Der Einsetzungsbeschluss durch den Landtag ist deshalb wichtig, weil er den Rahmen setzt, was aufgeklärt wird – und welche Fragen unter den Tisch fallen. Ein weitestgehend von der SPD erarbeiteter Vorschlag wurde von der Grünen-Fraktion einstimmig beschlossen. Die Grünen treten nach der Gutachtenaffäre mit anschließendem Wettflunkern derzeit ungewohnt demütig auf. Die CDU hingegen verlangt im bisher bestens bewährten Grünen-Duktus vollständige Aufklärung und Transparenz, garniert mit der Forderung nach Vorlage interner Mails aus der Grünen-Fraktion. Solche Forderungen nach Offenlegung interner Mails seien den Grünen ja nicht fremd, heißt es schadenfroh in der CDU-Fraktion mit Blick auf diverse Untersuchungsausschüsse, die sich unter anderem an Mails des früheren Regierungschefs Stefan Mappus abarbeiteten.

Im Kern geht es in der Gutachtenaffäre darum, dass der Vorsitzende der gescheiterten Enquetekommission, Willi Halder (Grüne), ein Gutachten des Landtags zunächst exklusiv der eigenen Fraktion zuleitete. Die CDU argwöhnt, der Inhalt des Gutachtens sollte manipuliert werden. Das weisen die Grünen empört zurück. Außerdem mutmaßen die Christdemokraten, Halder habe nicht aus Unerfahrenheit gegen die Parlamentsgebräuche verstoßen, sondern auf Anstiftung des parlamentarischen Geschäftsführers der Grünen, Hans-Ulrich Sckerl gehandelt. Der Vorwurf ist heikel, weil Sckerl als Grünen-Obmann für den Untersuchungsausschuss vorgesehen ist. Der Mann hat reichlich Erfahrung mit solchen Gremien. Das zählt in einer Fraktion, in der viele Neulinge sitzen.

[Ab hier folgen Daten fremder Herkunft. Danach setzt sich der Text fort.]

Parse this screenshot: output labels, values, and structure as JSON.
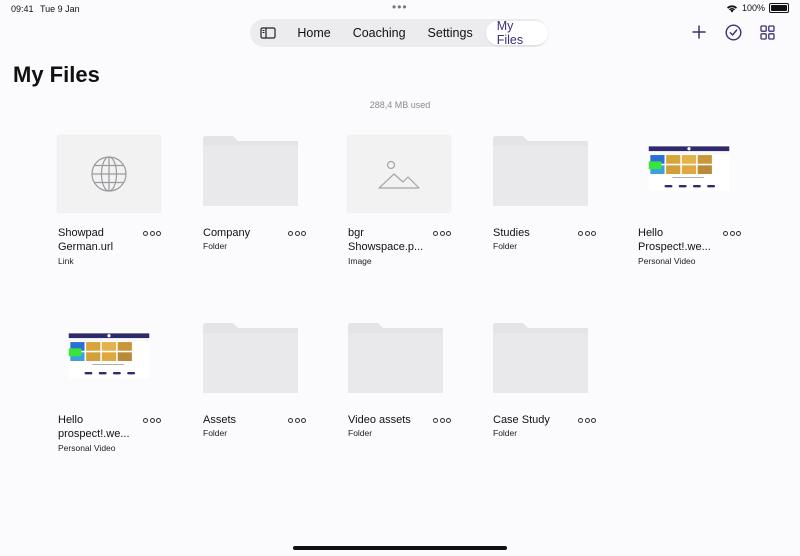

War Kiesewetter nur ein Zufallsopfer?

Der grün-rote Einsetzungsantrag deckt die bekannten Grauzonen der NSU-Verbrechen ab. Es geht um die Aufhellung des Unterstützernetzwerks im Land. Im Bericht der Ermittlungsgruppe Umfeld war von 52 Personen mit Bezug zu Baden-Württemberg die Rede, die Kontakt mit dem NSU-Trio hatten – entweder direkt mit Uwe Böhnhard, Uwe Mundlos und Beate Zschäpe oder mit deren Kontaktleuten.

Natürlich wird der Mord an der Polizistin Michèle Kiesewetter zur Sprache kommen, vor allem soll nochmals geprüft werden, ob es sich bei Kiesewetter, die aus Thüringen stammte, tatsächlich um ein Zufallsopfer handelte. Der Ausschuss wird sich mit der Mitgliedschaft von Polizisten beim Ku-Klux-Klan auseinandersetzen und mit Geheimnisverrat beim Verfassungsschutz. Die CDU verlangt, es müsse auch untersucht werden, wie die baden-württembergischen Behörden nach Bekanntwerden der NSU-Täterschaft im Jahr 2011 reagierten – also in der Amtszeit des SPD-Innenminister Gall.

Bisher bekunden alle Fraktionen das Interesse an einem gemeinsamen Einsetzungsbeschluss. „Der Untersuchungsausschuss funktioniert nur, wenn wir an einem Strang ziehen“, sagt der CDU-Abgeordnete Matthias Pröfrock.